Instable rock or fall is artificially caused. The aim is to obtain a bare rock face and thus to eliminate fall risks. Different techniques are used to cause the fall, such as mining, chemical grout into boreholes, hydraulic breaking out, etc. Purge is a temporary protection technique because the bare rock will be submitted to fragmentation phenomena, frost action, and will be more liable to fall again. Therefore, rock face purge requires regular monitoring.

B. Passive techniques:

– Intercepting slop ditches and shaped berms

Slope ditches are used to intercept rock falls partway up the slope. Shaped berms are used at the top of the slope or can be installed in combination with a ditch. These methods ensure that rock falls get caught while they are on their way down the slope. The shaped berm is generally 4-6 m high, material (soil) is compressed and upstream face is often reinforced with gabions or tyres (figure 10). Depending of the nature of the terrain, ditches and berms are generally simple to construct and easy to maintain. An intercepting slope ditch should only be installed on a slope that can accept the introduction of a ditch without the stability of the entire slope being impaired.
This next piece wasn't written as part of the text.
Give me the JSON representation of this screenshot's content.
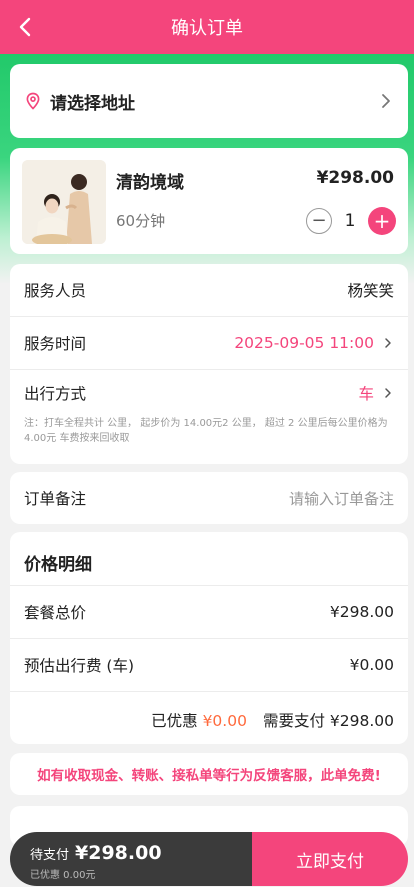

Fig. 10: Schematic view of a slope ditch in combination with a shaped berm (from www.prim.net)
Fig. 11: This scheme shows a successful example of rock fall hazard mitigation with ditch and berm in Vail, Colorado. The ditch and berm were designed with the aid of a rock fall simulation software developed by university researchers (from NRC, 2004)
Fig. 12: Housing protection with shaped berm, Lumbin, Isère, France (from www.irma-grenoble.com)
Fig. 13: Aerial view of a rockfall protection system with shaped berm (red colour), Crolles, Isère, France (from www.prim.net)

– Anchored wire mesh

It is a versatile and economical material for use in protecting the right-of-way from small rocks. Layers of mesh are often pinned onto the rock surface and installed as a drapery to prevent small loose rocks from becoming dislodged. They also can be used to guide falling rocks into a ditch at the base of the slope. This practice is commonly used on talus slopes in steep mountainous terrain. Mesh can be combined with long rock bolts to provide a generally deeper reinforcement. Conditions for the use of mesh are particularly suitable if no individual rocks are larger than 0,6 to 1 meter and if the slope is uniform enough for the mesh to be in almost continuous contact with the slope.
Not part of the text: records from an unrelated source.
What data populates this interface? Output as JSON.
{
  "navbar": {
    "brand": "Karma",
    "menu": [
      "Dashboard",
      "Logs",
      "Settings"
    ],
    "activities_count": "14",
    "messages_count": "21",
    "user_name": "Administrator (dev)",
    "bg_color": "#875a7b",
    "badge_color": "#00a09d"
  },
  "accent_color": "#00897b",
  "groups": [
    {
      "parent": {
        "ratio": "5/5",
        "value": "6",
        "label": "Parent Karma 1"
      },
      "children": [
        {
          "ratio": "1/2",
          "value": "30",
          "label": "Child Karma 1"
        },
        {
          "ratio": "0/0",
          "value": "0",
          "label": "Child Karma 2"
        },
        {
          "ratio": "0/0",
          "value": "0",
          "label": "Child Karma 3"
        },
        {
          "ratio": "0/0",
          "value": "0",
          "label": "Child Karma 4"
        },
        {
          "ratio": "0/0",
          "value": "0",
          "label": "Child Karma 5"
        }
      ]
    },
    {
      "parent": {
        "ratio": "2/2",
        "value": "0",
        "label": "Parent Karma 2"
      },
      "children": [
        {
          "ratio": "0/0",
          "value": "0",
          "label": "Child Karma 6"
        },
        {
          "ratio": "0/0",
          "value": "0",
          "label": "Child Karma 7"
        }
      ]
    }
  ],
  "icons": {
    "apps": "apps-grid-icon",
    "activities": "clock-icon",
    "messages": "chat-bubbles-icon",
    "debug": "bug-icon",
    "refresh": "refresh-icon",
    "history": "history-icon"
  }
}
Fig. 14: Anchored double-twist, hexagonal wire mesh being draped f on a high rock face to prevent rock falls onto highway (from TRB, 1978)
Fig. 15: Wire mesh blanket used to control rock falls near Kelso, Washington. Falling rocks roll down surface of slope under mesh and drop into ditch (from TRB, 1978)
Fig. 16: Wire mesh being draped on the “Bastille” rock face to prevent rock falls onto buildings, Grenoble, Isère, France, 2007 (www.irma-grenoble.com)
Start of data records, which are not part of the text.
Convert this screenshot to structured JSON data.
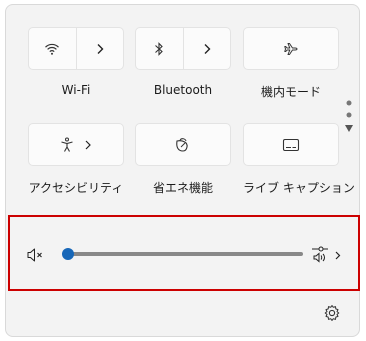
{
  "quick_settings": {
    "tiles": [
      {
        "label": "Wi-Fi",
        "icon": "wifi-icon"
      },
      {
        "label": "Bluetooth",
        "icon": "bluetooth-icon"
      },
      {
        "label": "機内モード",
        "icon": "airplane-icon"
      },
      {
        "label": "アクセシビリティ",
        "icon": "accessibility-icon"
      },
      {
        "label": "省エネ機能",
        "icon": "leaf-icon"
      },
      {
        "label": "ライブ キャプション",
        "icon": "captions-icon"
      }
    ]
  },
  "volume": {
    "muted": true,
    "level": 0,
    "mute_icon": "speaker-muted-icon",
    "output_icon": "sound-output-icon"
  },
  "footer": {
    "settings_icon": "gear-icon"
  },
  "colors": {
    "accent": "#1767b8",
    "highlight_border": "#cc0000"
  }
}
Anchored wire mesh can be installed at toe of rock face or on the slope and not only as a drapery onto the rock surface. They aimed at dissipating the kinetic energy of the rolling rocks and stopping their trajectory.

Fig. 17: Anchored wire mesh to protect buildings against rock falls, Pont-en-Royans, Isère, France, 2004 (from www.irma-grenoble.com)
Fig. 18: Anchored wire mesh, France (from www.prim.net)
Fig. 19: Anchored wire mesh, Venosc, Isère, France, 2004 (from www.irma-grenoble.com)
Figure 20 shows high-impact rock catchment fencing, engineered to catch large blocks travelling at high speeds (USA). This “cable wall” consists of steel posts set in concrete, cables strung horizontally between, and smaller cables between the cables to form a net (from www.prometheusconstruction.com).

– Rigid fences

Rail walls consist of vertical posts and horizontal members that are extended between the vertical posts. The posts are usually scrap steel rails set in holes backfilled with concrete. The horizontal members are either ties or scrap rails. These rigid protection systems are generally less efficient than flexible screen such as wire mesh.

Fig. 21: Rail wall with vertical posts seated in cast-in-place footings and horizontal scrap rails cut into 3 to 4 meters lengths. The top of the wall is anchored by cables to bedrock for support (from from TRB, 1978)

– Role of forest

Vegetation has positive and negative effects on slope stability (More information on landslide causes). Within the framework of fall risk prevention, forest can act as a natural barrier to intercept rolling rocks.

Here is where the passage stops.